Nel tempo i primi prezzi sono arrivati a coprire più o meno tutti i prodotti di largo consumo: dai surgelati ai formaggi, dallo scatolame alla pasta. Attualmente nei canali di vendita di Unicoop Firenze se ne contano circa 200.

La loro unica caratteristica comune è, ovviamente, il costo più basso: il risparmio medio oscilla fra il 10% e il 20%. Non sono gravati dai costi di pubblicità e promozione. Continuano ad essere pensati per i consumatori a reddito medio basso, e alcune tipologie di prodotto (acqua, pelati, farina, latte a lunga conservazione) oggi vendono addirittura più delle marche leader.

La novità di questi ultimi anni è che, fino al 2001, per mantenere basso il livello dei primi prezzi molti di questi prodotti venivano venduti sottocosto.
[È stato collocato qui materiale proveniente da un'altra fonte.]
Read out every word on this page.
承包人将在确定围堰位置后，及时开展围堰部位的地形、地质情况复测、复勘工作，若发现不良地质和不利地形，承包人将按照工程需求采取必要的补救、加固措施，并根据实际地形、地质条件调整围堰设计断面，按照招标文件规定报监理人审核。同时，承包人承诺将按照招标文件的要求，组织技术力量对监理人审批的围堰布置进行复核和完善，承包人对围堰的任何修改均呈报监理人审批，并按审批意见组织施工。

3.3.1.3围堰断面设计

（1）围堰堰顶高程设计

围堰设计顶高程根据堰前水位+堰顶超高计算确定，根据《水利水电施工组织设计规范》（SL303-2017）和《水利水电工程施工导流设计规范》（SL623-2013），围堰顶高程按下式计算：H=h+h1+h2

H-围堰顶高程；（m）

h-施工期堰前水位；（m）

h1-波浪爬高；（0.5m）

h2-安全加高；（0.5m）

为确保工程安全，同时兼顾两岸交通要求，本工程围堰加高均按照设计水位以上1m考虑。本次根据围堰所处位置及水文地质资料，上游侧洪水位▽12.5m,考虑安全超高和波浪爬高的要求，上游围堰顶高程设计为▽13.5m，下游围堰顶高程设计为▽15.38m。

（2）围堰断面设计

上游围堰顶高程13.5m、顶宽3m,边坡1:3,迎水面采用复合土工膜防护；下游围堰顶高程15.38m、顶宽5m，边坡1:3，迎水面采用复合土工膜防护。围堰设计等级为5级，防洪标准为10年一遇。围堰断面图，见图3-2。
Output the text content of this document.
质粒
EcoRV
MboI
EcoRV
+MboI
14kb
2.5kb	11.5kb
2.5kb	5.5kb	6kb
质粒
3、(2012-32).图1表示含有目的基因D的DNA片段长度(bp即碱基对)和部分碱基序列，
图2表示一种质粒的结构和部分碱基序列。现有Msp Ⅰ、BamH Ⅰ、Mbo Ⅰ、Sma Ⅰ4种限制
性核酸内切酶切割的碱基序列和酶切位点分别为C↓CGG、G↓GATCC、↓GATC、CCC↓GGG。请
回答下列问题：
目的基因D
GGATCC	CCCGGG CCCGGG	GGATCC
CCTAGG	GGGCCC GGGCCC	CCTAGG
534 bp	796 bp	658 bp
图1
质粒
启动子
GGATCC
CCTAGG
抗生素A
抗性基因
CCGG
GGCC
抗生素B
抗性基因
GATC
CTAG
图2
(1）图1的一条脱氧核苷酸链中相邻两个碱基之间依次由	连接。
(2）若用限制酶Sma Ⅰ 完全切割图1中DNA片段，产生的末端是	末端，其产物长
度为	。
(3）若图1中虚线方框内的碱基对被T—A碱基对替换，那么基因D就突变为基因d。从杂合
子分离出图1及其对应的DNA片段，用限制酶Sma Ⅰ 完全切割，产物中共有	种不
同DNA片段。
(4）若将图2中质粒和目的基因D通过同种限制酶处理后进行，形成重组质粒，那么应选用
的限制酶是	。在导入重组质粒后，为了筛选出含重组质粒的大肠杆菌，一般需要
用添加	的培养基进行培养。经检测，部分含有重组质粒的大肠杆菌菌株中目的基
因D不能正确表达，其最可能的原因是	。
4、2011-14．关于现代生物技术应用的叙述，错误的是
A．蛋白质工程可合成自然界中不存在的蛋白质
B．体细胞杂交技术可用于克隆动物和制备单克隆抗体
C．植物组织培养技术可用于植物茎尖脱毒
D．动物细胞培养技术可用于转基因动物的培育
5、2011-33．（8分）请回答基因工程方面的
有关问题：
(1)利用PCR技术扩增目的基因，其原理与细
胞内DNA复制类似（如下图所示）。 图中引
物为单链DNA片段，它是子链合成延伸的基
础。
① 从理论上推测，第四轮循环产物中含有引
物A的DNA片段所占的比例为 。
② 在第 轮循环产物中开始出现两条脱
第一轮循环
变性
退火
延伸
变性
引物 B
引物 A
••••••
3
Purtroppo l'entrata in vigore della normativa che disciplina questo tipo di vendite ha avuto l'effetto di accrescere proprio i prezzi di queste merceologie, con incrementi che oscillano fra il 10% e il 30%. Un esempio? Chi l'anno scorso comprava l'olio di semi di mais a 0,74 €, oggi se lo ritrova improvvisamente a 0,95.

Per avere prezzi bassi e concorrenziali, quindi, occorre trovare prodotti a basso costo all'origine e con uno standard qualitativo basso. Questo non vuol dire che facciano male: tutti i prodotti alimentari devono avere caratteristiche minime che ne consentano l'uso senza rischi. Ma è chiaro che non tutti i prodotti sono uguali e il consumatore deve sempre valutare il rapporto qualità-prezzo. Per esempio: un latte a lunga conservazione di primo prezzo ha meno gusto e meno proteine della media, comunque entro i limiti consentiti dalla legge; un farro di seconda scelta è sempre farro, ma ha un aspetto e dei chicchi peggiori di quello di prima scelta.

Prezzi all'asta

In principio fu la birra. Nel 2002 è stata questa la prima esperienza di asta commerciale con cui Coop Italia ha cercato di razionalizzare la propria politica di acquisto sui primi prezzi. Funziona così. In tutto il circuito Coop sono stati individuati circa 150 prodotti confezionati, con il mandato di spuntare il prezzo più basso. Per far ciò, accanto alla tradizionale trattativa privata, Coop Italia ha cominciato ad utilizzare le aste su internet.
Sul capitolato on line vengono specificate le norme di tutela e sicurezza del prodotto, con criteri assolutamente analoghi a quelli richiesti alle marche leader. La qualità deve inoltre rispondere alla normativa vigente.

Per spuntare prezzi più bassi vengono richieste alle imprese grandi quantità di prodotti - per la birra, ad esempio, un milione e mezzo di pezzi - e ridotti all'osso anche i costi di trasporto e logistici. L'enorme quantità di merci richiesta e la sicurezza dei tempi di consegna consentono ai produttori (generalmente medie aziende che lavorano su commessa) di razionalizzare al massimo l'uso degli impianti, ottenendo risparmi altrimenti impensabili. Che poi si riversano, pari pari, su chi li acquista.

Assisteremo nel 2003 ad una generale impennata delle vendite di questi prodotti sugli scaffali dei supermercati, e in parallelo ad una nuova duratura primavera del discount? Molto dipenderà da come si muoverà l'economia reale e dall'evoluzione dei redditi di milioni di famiglie. Nessuno ancora può dirlo.